In spite of myself, I fiddled in my mind about the things that kept me clinging to California, and it did not take me long to trace back the blame to him. I had originally left to get away from him, to leave him behind and start over. And somehow he re-emerged into my life, with me welcoming him with open arms. Ridiculous.
I became furious with myself—for almost three years, I let him play such an important part of my life while I hardly meant the same to him. And who knows how he actually felt? I know I can’t speak for him, but I think we wanted to love each other if only for the sheer romance of it. I saw us as a tragic love affair, something that could never be because of some recurring problem: the distance, the pressure, the numerous other girls and reasons and excuses. Like a fool, I let my own imagination run wild and somehow convinced myself that one day, we would be happy together. I can only blame myself for continuing to believe that delusion.
Talking to friends on the phone now is different. They let me cry, and laugh, and curse like a madwoman, because they hope it really is the last time. They have spent the past three years giving lackluster warnings, so I can tell that they are extremely happy that I have finally come to this realization on my own. They are fascinated, however, by the abruptness:
“Just like that? It’s finally over?”
I laugh through hot tears of embarrassment. “Just like that. I can’t believe I let it go on for so long. Why didn’t you tell me how stupid I was being?”
“Love is blind, girl. Love is blind.”
I can sense skepticism in their voices, which I will admit is justified. In some ways, I can’t believe it’s over either. But the moment I saw him at the airport, I felt a sharp hurt that had been built up from residual…something. It was a pang I had always mistaken for love—a heart-wrenching kind of love. In that moment, I realized that it hadn’t been love at all, but fear. A quick alarm of trepidation that triggered all of the jealousy, the anger, the insecurity. As he leaned in to kiss me, I felt his sense of entitlement to me. Leading up to the visit, I envisioned myself as having some power, or at least an equal hold on the relationship. But here, being in the same space as him, I recognized the feeling as being—not loved, but owned.

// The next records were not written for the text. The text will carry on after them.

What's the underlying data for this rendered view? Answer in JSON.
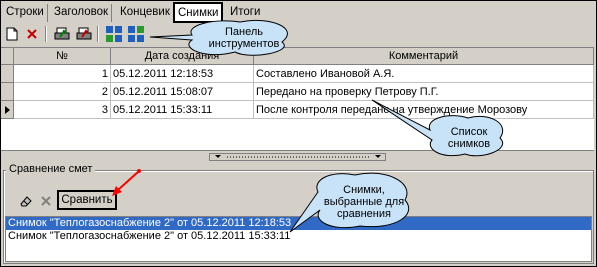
{
  "tabs": [
    {
      "label": "Строки"
    },
    {
      "label": "Заголовок"
    },
    {
      "label": "Концевик"
    },
    {
      "label": "Снимки"
    },
    {
      "label": "Итоги"
    }
  ],
  "grid": {
    "columns": {
      "num": "№",
      "date": "Дата создания",
      "comment": "Комментарий"
    },
    "rows": [
      {
        "num": "1",
        "date": "05.12.2011 12:18:53",
        "comment": "Составлено  Ивановой А.Я."
      },
      {
        "num": "2",
        "date": "05.12.2011 15:08:07",
        "comment": "Передано на проверку Петрову П.Г."
      },
      {
        "num": "3",
        "date": "05.12.2011 15:33:11",
        "comment": "После контроля передано на утверждение Морозову"
      }
    ]
  },
  "compare": {
    "group_label": "Сравнение смет",
    "button_label": "Сравнить",
    "items": [
      "Снимок \"Теплогазоснабжение 2\" от 05.12.2011 12:18:53",
      "Снимок \"Теплогазоснабжение 2\" от 05.12.2011 15:33:11"
    ]
  },
  "callouts": {
    "toolbar": "Панель инструментов",
    "list": "Список снимков",
    "selected": "Снимки, выбранные для сравнения"
  },
  "colors": {
    "selection": "#316ac5",
    "callout_fill": "#c8e3f8",
    "arrow": "#ff0000"
  },
  "icons": [
    "new-document-icon",
    "delete-icon",
    "print-green-icon",
    "print-red-icon",
    "snapshot-add-icon",
    "snapshot-refresh-icon",
    "eraser-icon",
    "delete-icon"
  ]
}
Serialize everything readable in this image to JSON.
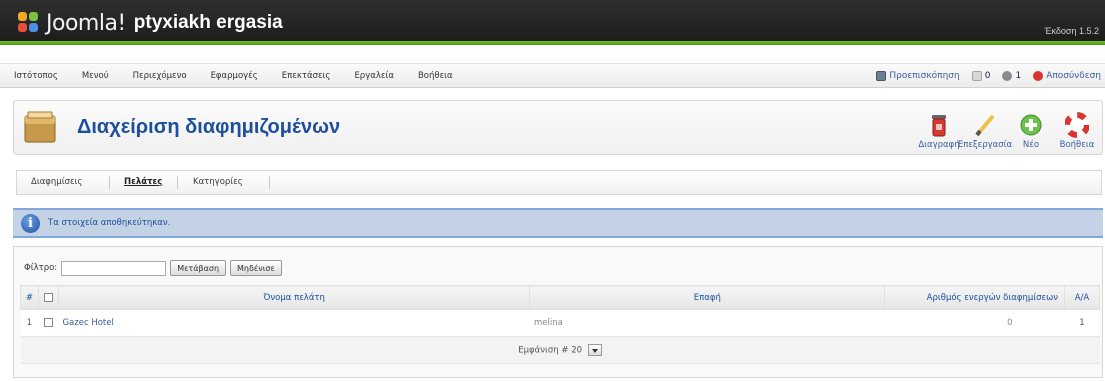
{
  "header": {
    "logo_text": "Joomla!",
    "site_name": "ptyxiakh ergasia",
    "version": "Έκδοση 1.5.2"
  },
  "menu": {
    "items": [
      "Ιστότοπος",
      "Μενού",
      "Περιεχόμενο",
      "Εφαρμογές",
      "Επεκτάσεις",
      "Εργαλεία",
      "Βοήθεια"
    ]
  },
  "status": {
    "preview": "Προεπισκόπηση",
    "messages": "0",
    "users": "1",
    "logout": "Αποσύνδεση"
  },
  "toolbar": {
    "title": "Διαχείριση διαφημιζομένων",
    "buttons": [
      "Διαγραφή",
      "Επεξεργασία",
      "Νέο",
      "Βοήθεια"
    ]
  },
  "submenu": {
    "tabs": [
      "Διαφημίσεις",
      "Πελάτες",
      "Κατηγορίες"
    ],
    "active": "Πελάτες"
  },
  "message": {
    "text": "Τα στοιχεία αποθηκεύτηκαν."
  },
  "filter": {
    "label": "Φίλτρο:",
    "value": "",
    "go_label": "Μετάβαση",
    "reset_label": "Μηδένισε"
  },
  "table": {
    "headers": {
      "num": "#",
      "name": "Όνομα πελάτη",
      "contact": "Επαφή",
      "active_banners": "Αριθμός ενεργών διαφημίσεων",
      "id": "A/A"
    },
    "rows": [
      {
        "num": "1",
        "name": "Gazec Hotel",
        "contact": "melina",
        "active_banners": "0",
        "id": "1"
      }
    ],
    "display_label": "Εμφάνιση #",
    "display_value": "20"
  },
  "colors": {
    "header_bg": "#1b1b1b",
    "green_accent": "#5aa81c",
    "title_blue": "#1c4f9c",
    "message_bg": "#c3d2e5"
  }
}
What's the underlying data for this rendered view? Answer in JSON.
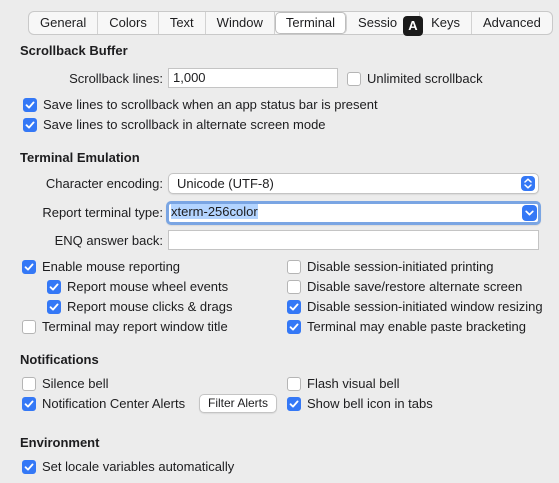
{
  "tabs": [
    "General",
    "Colors",
    "Text",
    "Window",
    "Terminal",
    "Sessio",
    "Keys",
    "Advanced"
  ],
  "active_tab": "Terminal",
  "tab_badge": "A",
  "scrollback": {
    "title": "Scrollback Buffer",
    "lines_label": "Scrollback lines:",
    "lines_value": "1,000",
    "unlimited_label": "Unlimited scrollback",
    "unlimited_checked": false,
    "status_bar_label": "Save lines to scrollback when an app status bar is present",
    "status_bar_checked": true,
    "alternate_label": "Save lines to scrollback in alternate screen mode",
    "alternate_checked": true
  },
  "emulation": {
    "title": "Terminal Emulation",
    "encoding_label": "Character encoding:",
    "encoding_value": "Unicode (UTF-8)",
    "report_type_label": "Report terminal type:",
    "report_type_value": "xterm-256color",
    "enq_label": "ENQ answer back:",
    "enq_value": "",
    "left_checks": [
      {
        "label": "Enable mouse reporting",
        "checked": true
      },
      {
        "label": "Report mouse wheel events",
        "checked": true
      },
      {
        "label": "Report mouse clicks & drags",
        "checked": true
      },
      {
        "label": "Terminal may report window title",
        "checked": false
      }
    ],
    "right_checks": [
      {
        "label": "Disable session-initiated printing",
        "checked": false
      },
      {
        "label": "Disable save/restore alternate screen",
        "checked": false
      },
      {
        "label": "Disable session-initiated window resizing",
        "checked": true
      },
      {
        "label": "Terminal may enable paste bracketing",
        "checked": true
      }
    ]
  },
  "notifications": {
    "title": "Notifications",
    "silence_bell": {
      "label": "Silence bell",
      "checked": false
    },
    "notification_center": {
      "label": "Notification Center Alerts",
      "checked": true
    },
    "filter_alerts_button": "Filter Alerts",
    "flash_visual_bell": {
      "label": "Flash visual bell",
      "checked": false
    },
    "show_bell_icon": {
      "label": "Show bell icon in tabs",
      "checked": true
    }
  },
  "environment": {
    "title": "Environment",
    "set_locale": {
      "label": "Set locale variables automatically",
      "checked": true
    }
  },
  "colors": {
    "accent": "#3478f6",
    "focus_ring": "#7aa5e3",
    "selection": "#b3d4ff"
  }
}
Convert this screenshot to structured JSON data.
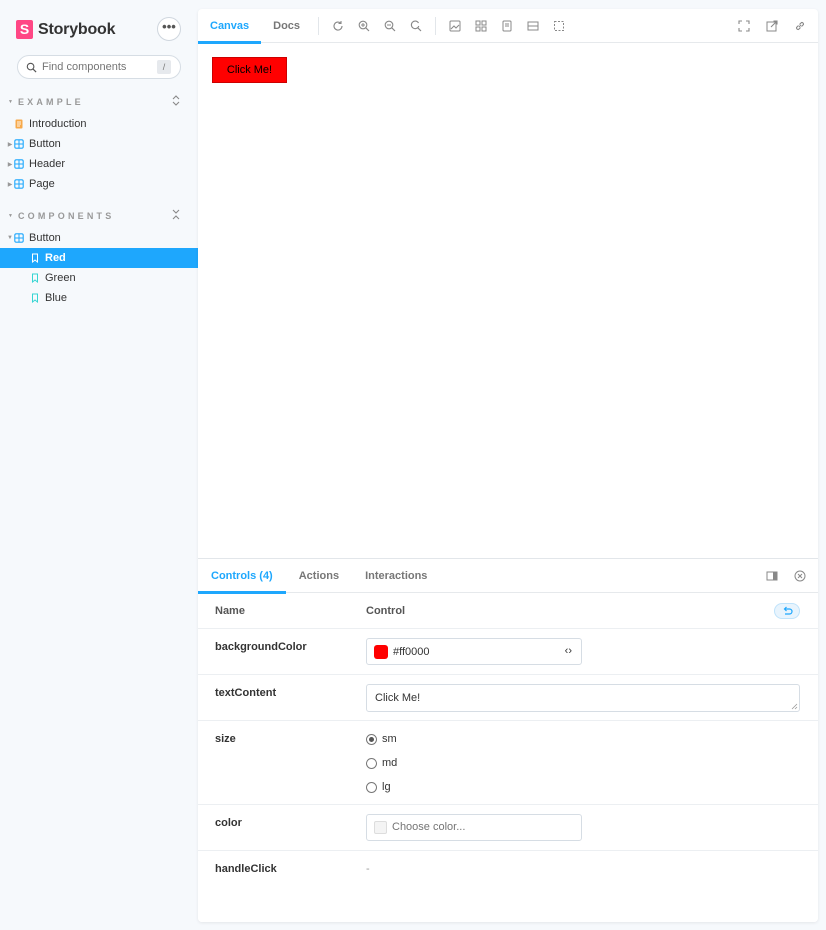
{
  "sidebar": {
    "brand": {
      "logo": "S",
      "name": "Storybook"
    },
    "menu_label": "•••",
    "search": {
      "placeholder": "Find components",
      "shortcut": "/"
    },
    "sections": [
      {
        "title": "EXAMPLE",
        "items": [
          {
            "label": "Introduction",
            "icon": "document-icon",
            "expandable": false
          },
          {
            "label": "Button",
            "icon": "component-icon",
            "expandable": true
          },
          {
            "label": "Header",
            "icon": "component-icon",
            "expandable": true
          },
          {
            "label": "Page",
            "icon": "component-icon",
            "expandable": true
          }
        ]
      },
      {
        "title": "COMPONENTS",
        "items": [
          {
            "label": "Button",
            "icon": "component-icon",
            "expandable": true,
            "expanded": true
          },
          {
            "label": "Red",
            "icon": "bookmark-icon",
            "selected": true
          },
          {
            "label": "Green",
            "icon": "bookmark-icon"
          },
          {
            "label": "Blue",
            "icon": "bookmark-icon"
          }
        ]
      }
    ]
  },
  "toolbar": {
    "tabs": [
      "Canvas",
      "Docs"
    ],
    "active_tab": "Canvas",
    "tools": [
      "reload-icon",
      "zoom-in-icon",
      "zoom-out-icon",
      "zoom-reset-icon",
      "background-icon",
      "grid-icon",
      "viewport-icon",
      "measure-icon",
      "outline-icon"
    ],
    "right_tools": [
      "fullscreen-icon",
      "open-new-tab-icon",
      "copy-link-icon"
    ]
  },
  "canvas": {
    "button_label": "Click Me!",
    "button_bg": "#ff0000"
  },
  "panel": {
    "tabs": [
      "Controls (4)",
      "Actions",
      "Interactions"
    ],
    "active_tab": "Controls (4)",
    "header": {
      "name": "Name",
      "control": "Control"
    },
    "rows": {
      "backgroundColor": {
        "name": "backgroundColor",
        "value": "#ff0000",
        "swatch": "#ff0000",
        "toggle": "‹›"
      },
      "textContent": {
        "name": "textContent",
        "value": "Click Me!"
      },
      "size": {
        "name": "size",
        "options": [
          "sm",
          "md",
          "lg"
        ],
        "selected": "sm"
      },
      "color": {
        "name": "color",
        "placeholder": "Choose color..."
      },
      "handleClick": {
        "name": "handleClick",
        "value": "-"
      }
    }
  },
  "colors": {
    "accent": "#1ea7fd",
    "brand": "#ff4785",
    "background": "#f6f9fc"
  }
}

Other tell-tale signs popped up here and there over the weekend we spent together. Although he showed he cared about me in small ways, it was clear that the weekend was not about what I wanted. He called the shots, and failed to carry out most of the promises he had made to me over the summer. I will give him the benefit of the doubt and say that I don’t think he meant to make me feel so powerless, but nothing can make me go back to being so blindly in love with him.
I’m twenty-two years old. I may be too young to know what love is, but I can be sure of what it is not.